Topics Esophageal Varices
Esophageal Varices
Endoscopic band ligation, sclerotherapy, and prevention of variceal bleeding.
5 articles
Esophageal varices are dilated submucosal veins in the distal esophagus that develop in response to portal hypertension. They are present in roughly half of cirrhotic patients at the time of diagnosis. Variceal bleeding is one of the most lethal complications of portal hypertension — first-bleed mortality is approximately 15–20%, with rebleeding rates over 60% in untreated survivors.

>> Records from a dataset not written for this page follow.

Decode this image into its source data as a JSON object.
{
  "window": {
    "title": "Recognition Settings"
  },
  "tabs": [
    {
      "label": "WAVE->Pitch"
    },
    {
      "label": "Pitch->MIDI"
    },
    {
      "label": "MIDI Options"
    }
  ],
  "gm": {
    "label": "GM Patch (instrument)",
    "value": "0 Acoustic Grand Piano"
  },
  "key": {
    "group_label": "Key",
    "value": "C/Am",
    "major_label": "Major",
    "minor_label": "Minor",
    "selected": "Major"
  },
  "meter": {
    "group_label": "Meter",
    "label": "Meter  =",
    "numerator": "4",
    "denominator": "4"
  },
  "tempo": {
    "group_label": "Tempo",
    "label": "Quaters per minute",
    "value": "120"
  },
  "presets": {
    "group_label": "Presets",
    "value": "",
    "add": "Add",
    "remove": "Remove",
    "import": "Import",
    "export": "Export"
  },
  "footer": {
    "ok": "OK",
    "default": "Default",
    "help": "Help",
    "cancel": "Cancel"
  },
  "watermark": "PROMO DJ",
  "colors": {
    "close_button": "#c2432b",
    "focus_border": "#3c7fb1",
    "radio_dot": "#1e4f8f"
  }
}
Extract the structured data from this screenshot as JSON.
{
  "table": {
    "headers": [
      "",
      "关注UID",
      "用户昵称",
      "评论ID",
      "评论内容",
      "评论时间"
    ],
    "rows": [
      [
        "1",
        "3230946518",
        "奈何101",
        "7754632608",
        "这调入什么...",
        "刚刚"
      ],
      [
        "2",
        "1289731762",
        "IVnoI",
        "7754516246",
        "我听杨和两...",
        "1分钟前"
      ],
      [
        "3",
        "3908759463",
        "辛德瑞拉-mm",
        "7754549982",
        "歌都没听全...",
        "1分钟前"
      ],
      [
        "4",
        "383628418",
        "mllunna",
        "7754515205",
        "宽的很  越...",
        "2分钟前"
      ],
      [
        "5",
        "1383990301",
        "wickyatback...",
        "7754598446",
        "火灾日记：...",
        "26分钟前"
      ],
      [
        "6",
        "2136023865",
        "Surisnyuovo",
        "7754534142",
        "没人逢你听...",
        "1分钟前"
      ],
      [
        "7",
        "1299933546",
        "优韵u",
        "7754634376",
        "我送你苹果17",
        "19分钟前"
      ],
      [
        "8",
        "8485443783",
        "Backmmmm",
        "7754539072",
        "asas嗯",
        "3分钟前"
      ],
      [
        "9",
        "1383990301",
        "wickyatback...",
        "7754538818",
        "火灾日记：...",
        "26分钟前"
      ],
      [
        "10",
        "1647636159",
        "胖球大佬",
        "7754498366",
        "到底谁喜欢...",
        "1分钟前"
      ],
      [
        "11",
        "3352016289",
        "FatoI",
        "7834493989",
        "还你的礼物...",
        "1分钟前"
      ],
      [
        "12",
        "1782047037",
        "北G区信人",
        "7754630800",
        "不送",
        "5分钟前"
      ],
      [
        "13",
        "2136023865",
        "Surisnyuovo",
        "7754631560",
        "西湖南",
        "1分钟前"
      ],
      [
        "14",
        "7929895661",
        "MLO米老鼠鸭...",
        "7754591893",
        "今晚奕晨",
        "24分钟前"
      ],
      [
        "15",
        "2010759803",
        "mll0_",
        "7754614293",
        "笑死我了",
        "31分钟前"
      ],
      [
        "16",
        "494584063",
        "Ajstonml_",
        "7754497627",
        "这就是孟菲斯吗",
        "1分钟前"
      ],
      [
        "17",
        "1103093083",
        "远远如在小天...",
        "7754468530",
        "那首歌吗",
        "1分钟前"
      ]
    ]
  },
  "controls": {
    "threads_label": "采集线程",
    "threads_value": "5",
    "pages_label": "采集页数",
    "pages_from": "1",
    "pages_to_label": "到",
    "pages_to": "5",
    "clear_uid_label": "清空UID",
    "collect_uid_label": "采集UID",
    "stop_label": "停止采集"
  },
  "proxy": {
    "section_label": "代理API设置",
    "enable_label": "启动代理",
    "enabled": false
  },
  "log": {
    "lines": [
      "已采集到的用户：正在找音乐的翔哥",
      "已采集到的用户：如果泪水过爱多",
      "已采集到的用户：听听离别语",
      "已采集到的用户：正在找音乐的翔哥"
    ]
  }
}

Risk stratification at endoscopy looks at variceal size, the presence of red color signs (red wale marks, cherry-red spots, the nipple sign), and the underlying severity of liver disease. The palisade vein zone at the gastroesophageal junction is the anatomical marker of the venous transition between portal and systemic systems, and the most common site of bleeding.
Endoscopic band ligation (EBL) is the gold-standard endoscopic treatment for both acute hemorrhage and primary/secondary prophylaxis in patients who cannot tolerate non-selective beta blockers. Bands are deployed starting at the bleeding point or distal-most varix and advanced proximally in a spiral. Combination therapy with vasoactive drugs (octreotide, terlipressin) and antibiotic prophylaxis is essential during active bleeding. TIPS is reserved for refractory or recurrent bleeding.